This is an excerpt from the November/December issue of Tea Magazine
What could the revved pace of Silicon Valley’s high tech industry and the slow pace of tea have in common? I asked Kevin Rose, a tech industry wunderkind, and one of Google’s newest venture partners, who also happens to be a slow-tea kind of guy.
“Geeks in general, when they get into something, they like to really geek out. They like to be really deep into it and understand every single aspect of it,” said Rose when we met at Samovar Tea Lounge in San Francisco, where a number of heavyweight tech entrepreneurs and investors, including Rose, use the space as a distraction-free office. Any day of the week, you might find Rose or his counterparts from Flickr or Twitter in the back room of Samovar, whose old-growth, redwood tea bar sometimes serves as an impromptu conference table for behind-the-scenes discussions that help to turn hot ideas and virtual dreams into multi-million-dollar deals.

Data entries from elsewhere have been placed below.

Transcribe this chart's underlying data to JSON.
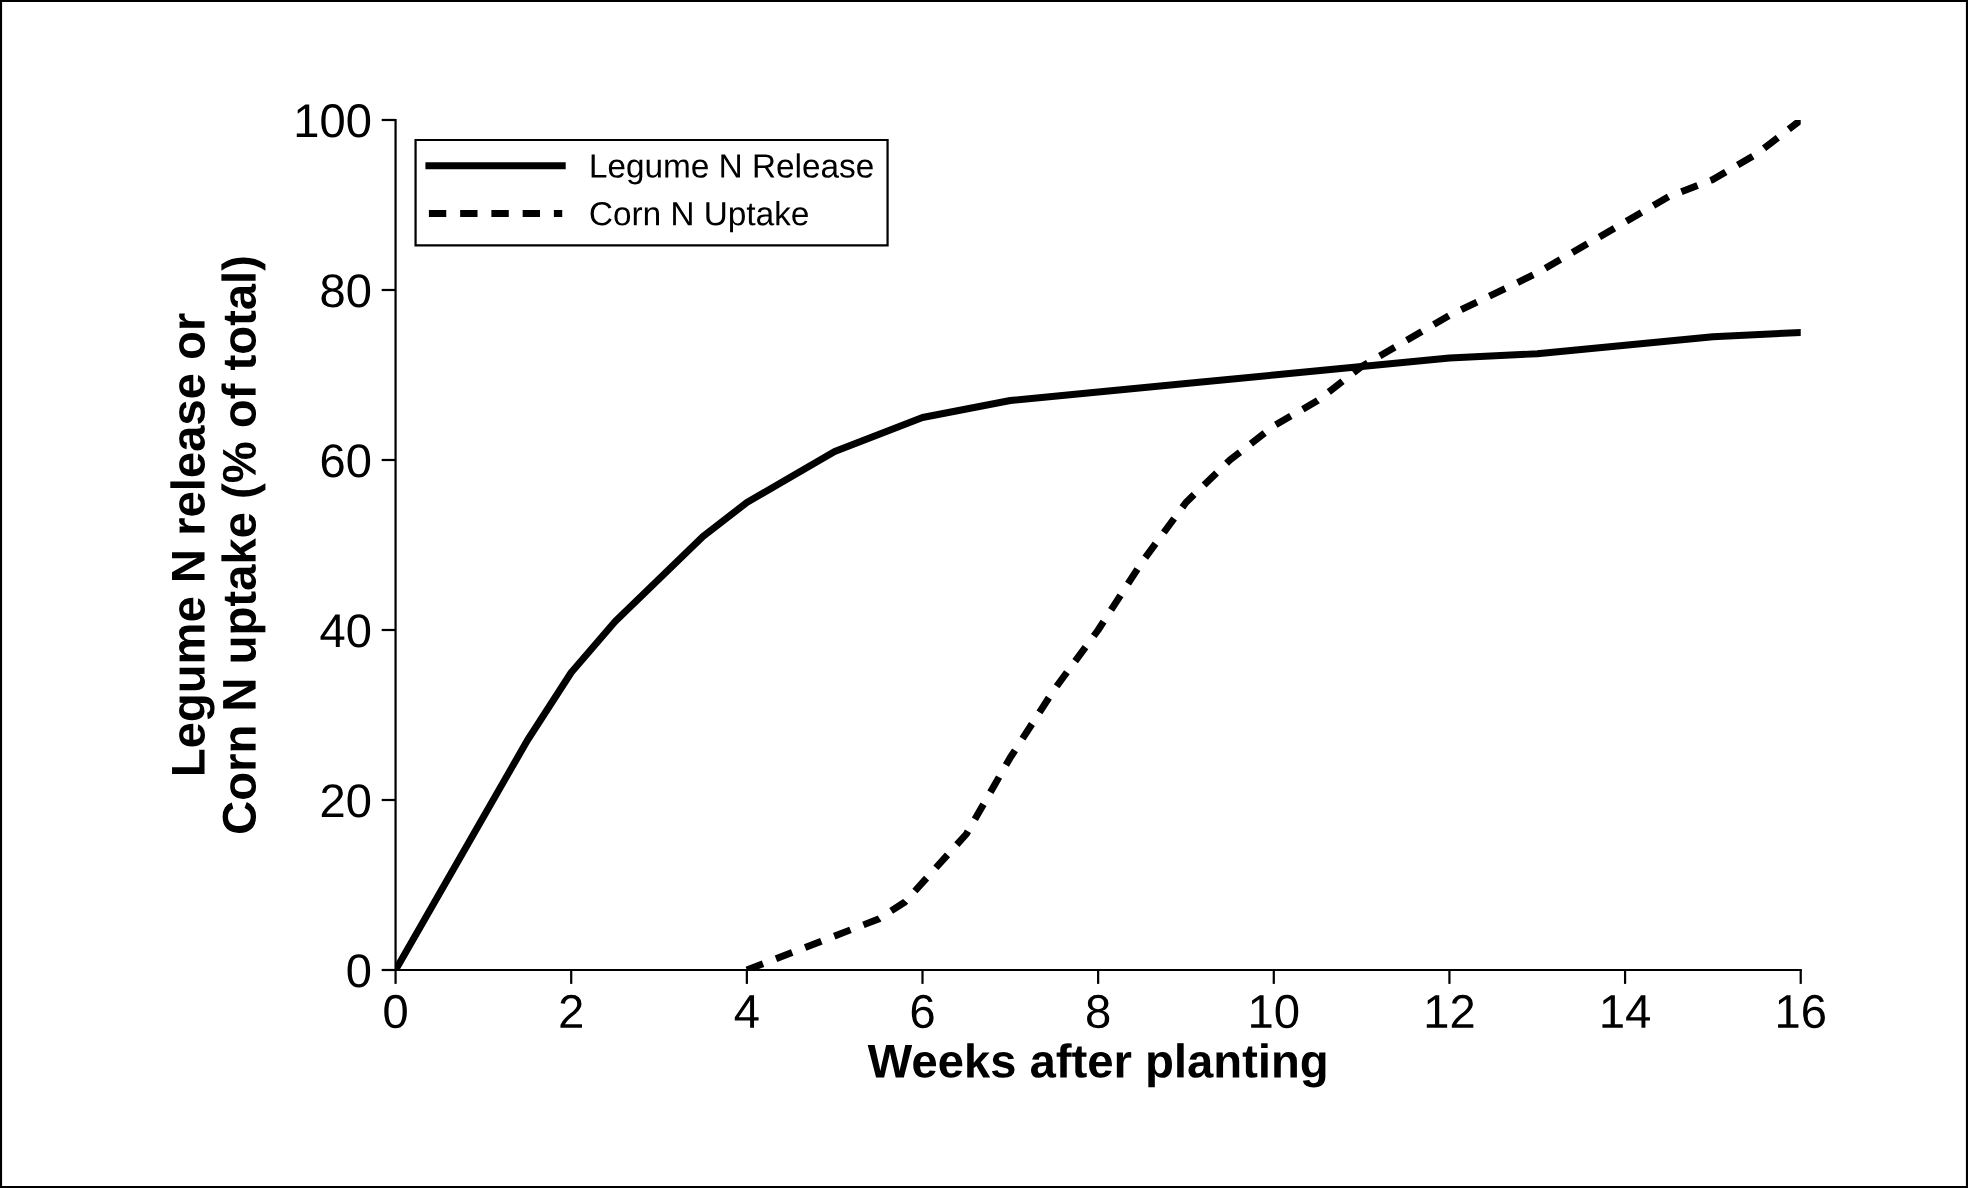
{
  "chart_data": {
    "type": "line",
    "xlabel": "Weeks after planting",
    "ylabel": "Legume N release or\nCorn N uptake (% of total)",
    "xlim": [
      0,
      16
    ],
    "ylim": [
      0,
      100
    ],
    "xticks": [
      0,
      2,
      4,
      6,
      8,
      10,
      12,
      14,
      16
    ],
    "yticks": [
      0,
      20,
      40,
      60,
      80,
      100
    ],
    "grid": false,
    "legend": "top left",
    "marker": "none",
    "series": [
      {
        "name": "Legume N Release",
        "color": "#000000",
        "line_style": "solid",
        "x": [
          0,
          0.5,
          1,
          1.5,
          2,
          2.5,
          3,
          3.5,
          4,
          4.5,
          5,
          5.5,
          6,
          6.5,
          7,
          8,
          9,
          10,
          11,
          12,
          13,
          14,
          15,
          16
        ],
        "values": [
          0,
          9,
          18,
          27,
          35,
          41,
          46,
          51,
          55,
          58,
          61,
          63,
          65,
          66,
          67,
          68,
          69,
          70,
          71,
          72,
          72.5,
          73.5,
          74.5,
          75
        ]
      },
      {
        "name": "Corn N Uptake",
        "color": "#000000",
        "line_style": "dashed",
        "x": [
          4,
          4.5,
          5,
          5.5,
          5.8,
          6.5,
          7,
          7.5,
          8,
          8.5,
          9,
          9.5,
          10,
          10.5,
          11,
          11.5,
          12,
          13,
          14,
          14.5,
          15,
          15.5,
          16
        ],
        "values": [
          0,
          2,
          4,
          6,
          8,
          16,
          25,
          33,
          40,
          48,
          55,
          60,
          64,
          67,
          71,
          74,
          77,
          82,
          88,
          91,
          93,
          96,
          100
        ]
      }
    ]
  }
}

As with tea, it’s all about timing perhaps. “Tea is more than just throwing some hot water in a cup,” said Rose, whose lucid brown eyes and unvarnished demeanor might rival those of any Chinese tea master. “It can be about timing and temperature and region, and types of vessels that you steep it in, and there’s tradition that goes along with the different [tea]ceremonies. If you like to get into the finer details of something, [tea]lends itself to being in your arsenal of things that you’re obsessed about.”